A week later, thousands of people were laid off at the Centers for Disease Control and Prevention. Many had worked closely with state and local health departments to provide information, grants and other support.

The sudden, one-two punch delivered a serious blow to the system, public health leaders said in interviews, court filings and public testimony…

…HHS justified the grant cancellations by saying the money was for COVID and the pandemic is over. But most of the cuts were in areas that are especially important given today’s health threats. The biggest chunk, more than $8.9 billion, involved epidemiology and laboratory capacity related to infectious diseases, while another $2 billion was related to immunizations. In some places, the cuts are on hold due to a federal judge’s order in a lawsuit by states. But elsewhere, cuts are continuing.

The cost of cutting federal government services is only expected to rise, particularly if Trump’s “big, beautiful” bullshit budget bill makes it through the Senate with significant cuts to Medicaid and SNAP benefits left intact. As we noted on Monday, Colorado is bracing for what could be an additional $300 million in expenses to help make sure working families have enough to eat — money that the state doesn’t have. Earlier this year, Republican lawmakers in the state legislature talked eagerly about creating their own version of DOGE for Colorado; thankfully, they are hopelessly removed from majority control at the moment, or Colorado could be in even worse trouble.

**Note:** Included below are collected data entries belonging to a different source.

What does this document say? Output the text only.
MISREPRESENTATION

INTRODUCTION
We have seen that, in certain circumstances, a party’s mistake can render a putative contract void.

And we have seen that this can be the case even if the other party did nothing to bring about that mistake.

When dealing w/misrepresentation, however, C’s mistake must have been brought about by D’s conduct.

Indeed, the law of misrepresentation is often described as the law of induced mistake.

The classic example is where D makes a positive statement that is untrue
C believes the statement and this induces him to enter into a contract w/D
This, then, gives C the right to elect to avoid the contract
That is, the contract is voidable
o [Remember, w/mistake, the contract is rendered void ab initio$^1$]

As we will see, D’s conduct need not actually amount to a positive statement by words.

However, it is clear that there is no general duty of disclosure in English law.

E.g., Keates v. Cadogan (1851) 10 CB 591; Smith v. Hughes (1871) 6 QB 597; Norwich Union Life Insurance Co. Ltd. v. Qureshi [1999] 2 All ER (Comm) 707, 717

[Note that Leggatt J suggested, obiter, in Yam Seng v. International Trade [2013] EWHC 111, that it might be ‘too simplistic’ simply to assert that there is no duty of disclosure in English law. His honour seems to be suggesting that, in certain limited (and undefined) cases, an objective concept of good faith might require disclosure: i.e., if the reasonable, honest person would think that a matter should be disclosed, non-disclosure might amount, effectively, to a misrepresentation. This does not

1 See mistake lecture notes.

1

The Trump administration is now preparing to ask Congress to codify the DOGE cuts, which would turn a temporary debacle into a long-term disaster.

You can argue, we suppose, about whether or not DOGE was a good idea…but it didn’t work. Any theoretical “savings” that came from DOGE will be offset by new costs and ridiculous, time-wasting red tape. Republicans would be smart to just let the DOGE experiment die from lack of oxygen. Unfortunately, the GOP likes nothing more than doubling down on terrible ideas.